Angststörungen und Depressionen liegt kein
eindeutiger, weil greifbarer Sachverhalt zugrunde (wie es etwa der Fall
ist bei einer Hautwarze, einem Gliedmaßenverlust, einer sichtbaren
Schwellung oder einer Erblindung). Unsere heute verbindlichen
Definitionen für beide Krankheitsphänomene sind noch vergleichsweise
jung. Sie stützen sich auf die beiden weltweit wichtigsten
Klassifikationssysteme: ICD 9 (1976, heute ICD 10) und DSM III (1980,
heute DSM IV).
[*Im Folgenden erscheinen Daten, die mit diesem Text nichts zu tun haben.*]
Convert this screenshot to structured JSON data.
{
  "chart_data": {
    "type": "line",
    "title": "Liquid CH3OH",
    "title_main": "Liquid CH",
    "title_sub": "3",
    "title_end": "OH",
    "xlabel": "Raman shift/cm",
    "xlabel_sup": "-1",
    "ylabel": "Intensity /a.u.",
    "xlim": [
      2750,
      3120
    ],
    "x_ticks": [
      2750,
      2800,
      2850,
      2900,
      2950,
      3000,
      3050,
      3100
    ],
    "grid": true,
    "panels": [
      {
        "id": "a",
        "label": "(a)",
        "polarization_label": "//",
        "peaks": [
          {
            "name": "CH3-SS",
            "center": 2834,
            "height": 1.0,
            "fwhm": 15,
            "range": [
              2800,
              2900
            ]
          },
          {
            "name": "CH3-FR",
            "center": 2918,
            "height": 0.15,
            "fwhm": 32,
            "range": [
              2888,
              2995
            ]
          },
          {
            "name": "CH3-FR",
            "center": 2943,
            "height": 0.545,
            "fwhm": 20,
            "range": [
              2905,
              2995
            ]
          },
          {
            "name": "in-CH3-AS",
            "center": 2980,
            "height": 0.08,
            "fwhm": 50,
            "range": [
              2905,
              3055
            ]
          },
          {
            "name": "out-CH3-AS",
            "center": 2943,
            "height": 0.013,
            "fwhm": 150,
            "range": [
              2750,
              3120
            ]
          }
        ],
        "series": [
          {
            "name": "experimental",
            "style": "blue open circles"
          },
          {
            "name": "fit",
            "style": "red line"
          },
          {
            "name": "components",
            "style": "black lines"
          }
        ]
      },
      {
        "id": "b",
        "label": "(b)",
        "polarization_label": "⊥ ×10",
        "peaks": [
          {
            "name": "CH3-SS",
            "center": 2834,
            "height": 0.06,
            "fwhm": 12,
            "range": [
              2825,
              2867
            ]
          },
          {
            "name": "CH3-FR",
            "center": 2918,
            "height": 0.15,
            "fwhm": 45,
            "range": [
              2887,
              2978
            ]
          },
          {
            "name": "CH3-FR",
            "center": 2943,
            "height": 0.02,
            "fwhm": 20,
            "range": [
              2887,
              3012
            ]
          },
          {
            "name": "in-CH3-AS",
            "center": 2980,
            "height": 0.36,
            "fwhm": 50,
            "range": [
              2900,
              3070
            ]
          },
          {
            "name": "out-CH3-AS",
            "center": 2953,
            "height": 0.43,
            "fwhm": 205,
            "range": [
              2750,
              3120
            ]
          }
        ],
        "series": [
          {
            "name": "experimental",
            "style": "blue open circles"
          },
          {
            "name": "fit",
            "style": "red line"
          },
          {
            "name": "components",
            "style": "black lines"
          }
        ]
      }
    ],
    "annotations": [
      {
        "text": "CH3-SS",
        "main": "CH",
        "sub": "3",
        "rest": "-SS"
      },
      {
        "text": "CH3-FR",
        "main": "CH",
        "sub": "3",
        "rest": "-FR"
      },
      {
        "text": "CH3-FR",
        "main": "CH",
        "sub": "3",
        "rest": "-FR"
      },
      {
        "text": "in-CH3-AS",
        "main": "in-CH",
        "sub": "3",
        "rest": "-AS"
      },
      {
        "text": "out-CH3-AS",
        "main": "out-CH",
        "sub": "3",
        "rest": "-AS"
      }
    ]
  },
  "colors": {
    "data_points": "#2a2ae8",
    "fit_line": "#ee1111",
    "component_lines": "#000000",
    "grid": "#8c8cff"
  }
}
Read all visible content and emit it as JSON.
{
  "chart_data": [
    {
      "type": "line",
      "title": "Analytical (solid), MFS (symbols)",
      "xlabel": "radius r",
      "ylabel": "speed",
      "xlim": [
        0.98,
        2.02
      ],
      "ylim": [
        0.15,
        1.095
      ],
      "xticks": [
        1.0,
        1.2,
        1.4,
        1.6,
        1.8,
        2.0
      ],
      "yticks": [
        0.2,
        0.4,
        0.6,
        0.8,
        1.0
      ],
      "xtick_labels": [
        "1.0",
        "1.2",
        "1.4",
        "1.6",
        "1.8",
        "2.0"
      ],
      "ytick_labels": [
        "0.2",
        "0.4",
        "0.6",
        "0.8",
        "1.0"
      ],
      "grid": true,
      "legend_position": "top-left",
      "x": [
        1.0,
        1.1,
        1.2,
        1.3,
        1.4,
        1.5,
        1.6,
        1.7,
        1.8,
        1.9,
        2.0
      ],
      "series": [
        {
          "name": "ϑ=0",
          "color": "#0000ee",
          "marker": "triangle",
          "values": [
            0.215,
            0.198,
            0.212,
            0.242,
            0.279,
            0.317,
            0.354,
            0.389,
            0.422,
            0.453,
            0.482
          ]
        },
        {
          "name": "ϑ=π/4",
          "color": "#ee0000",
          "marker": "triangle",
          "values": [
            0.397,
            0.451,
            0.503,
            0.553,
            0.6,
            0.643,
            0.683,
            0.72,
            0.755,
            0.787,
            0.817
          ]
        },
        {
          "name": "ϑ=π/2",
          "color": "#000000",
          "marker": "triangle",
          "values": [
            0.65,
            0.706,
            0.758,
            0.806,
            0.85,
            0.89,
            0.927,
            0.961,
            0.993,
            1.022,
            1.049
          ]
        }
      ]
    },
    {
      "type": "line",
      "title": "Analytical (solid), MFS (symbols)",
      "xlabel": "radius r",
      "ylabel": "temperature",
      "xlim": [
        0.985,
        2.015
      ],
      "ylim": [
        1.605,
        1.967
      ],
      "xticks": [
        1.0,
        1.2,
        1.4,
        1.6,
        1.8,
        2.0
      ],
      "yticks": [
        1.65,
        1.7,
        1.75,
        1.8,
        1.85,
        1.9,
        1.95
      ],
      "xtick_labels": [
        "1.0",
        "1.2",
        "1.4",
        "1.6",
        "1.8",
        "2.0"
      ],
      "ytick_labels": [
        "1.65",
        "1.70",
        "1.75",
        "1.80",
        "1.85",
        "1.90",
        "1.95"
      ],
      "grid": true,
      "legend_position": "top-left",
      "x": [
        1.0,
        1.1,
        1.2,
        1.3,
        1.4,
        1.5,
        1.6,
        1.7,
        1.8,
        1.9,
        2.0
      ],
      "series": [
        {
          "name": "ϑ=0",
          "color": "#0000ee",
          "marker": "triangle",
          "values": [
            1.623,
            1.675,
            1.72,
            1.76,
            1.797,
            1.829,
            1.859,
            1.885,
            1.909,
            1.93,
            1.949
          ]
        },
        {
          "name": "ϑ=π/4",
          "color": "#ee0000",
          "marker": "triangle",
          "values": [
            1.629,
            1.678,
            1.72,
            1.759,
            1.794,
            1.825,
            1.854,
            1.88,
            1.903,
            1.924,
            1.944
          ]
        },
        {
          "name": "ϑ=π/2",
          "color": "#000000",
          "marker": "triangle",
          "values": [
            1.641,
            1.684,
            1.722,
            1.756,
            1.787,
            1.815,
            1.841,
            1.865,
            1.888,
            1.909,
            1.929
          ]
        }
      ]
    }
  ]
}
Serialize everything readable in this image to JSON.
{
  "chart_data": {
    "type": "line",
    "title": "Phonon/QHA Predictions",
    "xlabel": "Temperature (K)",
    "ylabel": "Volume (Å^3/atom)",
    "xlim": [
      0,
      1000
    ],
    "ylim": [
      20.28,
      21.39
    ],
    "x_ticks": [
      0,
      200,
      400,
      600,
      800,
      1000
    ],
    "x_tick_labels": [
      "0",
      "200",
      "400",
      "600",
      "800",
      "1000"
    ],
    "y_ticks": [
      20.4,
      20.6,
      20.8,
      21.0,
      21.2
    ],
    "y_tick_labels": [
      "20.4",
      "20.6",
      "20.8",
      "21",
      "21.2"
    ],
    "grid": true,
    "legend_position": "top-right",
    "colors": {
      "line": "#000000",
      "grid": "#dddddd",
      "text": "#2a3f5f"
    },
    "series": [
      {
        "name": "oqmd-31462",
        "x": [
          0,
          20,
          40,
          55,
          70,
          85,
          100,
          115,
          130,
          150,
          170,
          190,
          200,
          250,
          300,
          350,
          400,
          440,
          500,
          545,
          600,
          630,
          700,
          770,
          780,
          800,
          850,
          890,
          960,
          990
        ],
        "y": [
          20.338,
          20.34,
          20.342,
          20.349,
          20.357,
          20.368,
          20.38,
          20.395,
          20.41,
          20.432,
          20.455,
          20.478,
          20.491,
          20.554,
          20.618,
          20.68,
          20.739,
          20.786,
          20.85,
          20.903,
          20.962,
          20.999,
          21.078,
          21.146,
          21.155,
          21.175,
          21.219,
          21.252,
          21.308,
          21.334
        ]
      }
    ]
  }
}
Sie haben andere Begriffe abgelöst, die in den 70er
Jahren des letzten Jahrhunderts noch im Gebrauch waren (z.B. „endogene
Depression“ oder „reaktive Depression“). Zu einem kritischen Umgang mit
beiden Konstrukten ermahnen auch interkulturelle Vergleiche, die zeigen,
dass man z.B. in Japan mit dem, was wir als Depression bezeichnen, bis
vor nicht allzu langer Zeit weitaus wertschätzender umging („Charakter
stärkende Erfahrung“), als es bei uns der Fall ist („auszurottende
Sinnlosigkeit“). Angststörungen und Depressionen beinhalten jeweils eine
durchaus beliebig anmutende Sammlung bzw. Zusammenfassung („Cluster“)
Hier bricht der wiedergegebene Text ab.